There is another aspect to this as well.

BlackBoard originally applied for their patent back in 1999, I assume the work they were doing before that went into the patent application.

On BlackBoard's website, under a description of the company's history, is this quote...

"...Blackboard was founded in 1997 with a vision to transform the Internet into a powerful environment for the education experience. Originally, the Company provided consulting services to the IMS Global Learning Consortium..."

Emphasis mine, again.

So, about the time they were consulting with IMS, they might also have been working on the software that they eventually came to patent.

Here's a description of IMS from their website...
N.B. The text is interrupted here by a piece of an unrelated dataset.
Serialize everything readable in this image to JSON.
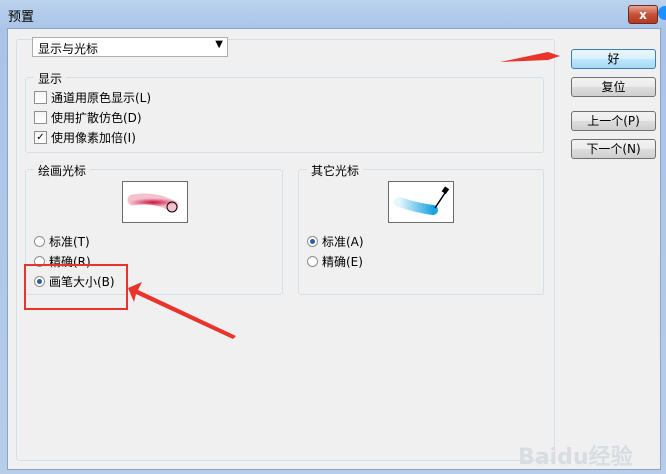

"...IMS/GLC is a global, nonprofit, member organization that provides leadership in shaping and growing the learning industry through community development of standards, promotion of high impact innovation, and research into best practices.

... IMS includes more than 50 Contributing Members and affiliates..."

Emphasis mine, again.

According to the Inquirer story, Rambus was working with the JEDEC memory standard committees and applying for patents as the same time, but they never told the Federal Trade Commission about it.

BlackBoard was consulting with IMS, which "...provides leadership ... through community development of standards,..." at approximately the same time they were working on the software that they later patented.

Did they tell the DOJ?

I don't know.


The Inquirer has the PDF (no story yet) of the law suit filed by BlackBoard on July 26, 2006 (same day they got their patent) for patent infringement. So much for goodwill, it's going to be war and Desire2Learn is the front line.

This lawsuite has huge ramifications for the educational community - NOT just he ed-tech crowd either. On the front page of BlackBoard's website is this blurb...

"...The Blackboard Academic Suite™ enables institutions to embrace the full power of the Internet with access to any learning resource at any time from any place..."

They should probably add a qualifier now. How can you access the "full power of the Internet" if you are dealing with litigation fears and limitations of choice as a result?

This is just plain bad for everyone including BlackBoard and they really should re-think their strategy.